Orange-crowned Warbler & Gray-cheeked Thrush

RBG. Hendrie Valley, Burlington ON. October 5th. 2020. Following 24 hours of mixed, sometimes dirty, weather my companion and I sensed a good chance of rewarding birding this morning; and it certainly delivered. We racked up 52 species of birds and it took us three and a half hours to do a transect that usually takes two. 

There were two Birds of the Day today, both special because of their quiet, fleeting scarcity, not because of the one thing they have in common, that neither is particularly engaging to look at.  The second one, a Gray-cheeked Thrush, like all of its thrush cousins, is modest in behaviour and subtly and beautifully dressed in earth tones. I hadn’t seen one for many months, maybe a couple of years, and was pleased when one landed close to us. Here’s a photo of it, not spectacular – but precious in its own way.

My other Bird of the Day was an Orangecrowned Warbler, a bird that stands out for being uncommon, uncommonly plain and somewhat inappropriately named. We see very few of them here, they are much commoner on the west half of the continent, commoner to the point of being a bit tiresome. In some sort of compensation for their commonness, the western birds are much brighter than eastern individuals. (A middling yellow versus a greyish with a wash of yellow on the undersides). Perhaps the easterners are more likely to be overlooked than truly absent.

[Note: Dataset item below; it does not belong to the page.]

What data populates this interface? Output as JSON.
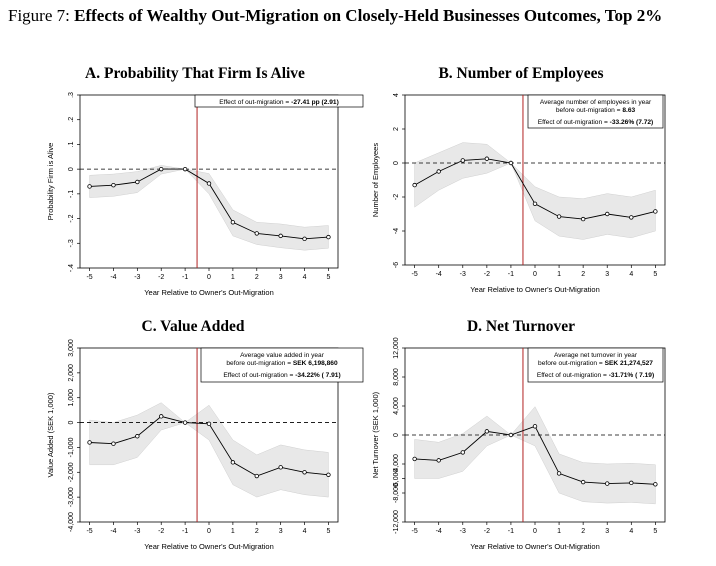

Seeing one today was sort-of anticipated, it is the right time of year. They are a latish migrant among warblers and we were examining an expanse of seedy herbaceous plants, their sort of place. The bird we found was searching for food, obligingly not too far from us, but made a point of digging deep and staying buried in the thick vegetation. Being a bit of a triumph propelled today’s Orange-crowned Warbler into shared My Bird of the Day status. And as to the orange crown, we didn’t see it, few do, it is rarely visible and said to be more obvious on bathing or scolding birds.

Our morning was as broadly rewarding for many notables as it was for the Gray-cheeked Thrush and the Orange-crowned Warbler. We found a few other late moving warblers: Northern Parula, Common Yellowthroat and Magnolia, Blackthroated Green and Yellowrumped Warblers. A Blueheaded Vireo, some Rubycrowned Kinglets, two late Least Flycatchers and a few Greenwinged Teal and two American Wigeons.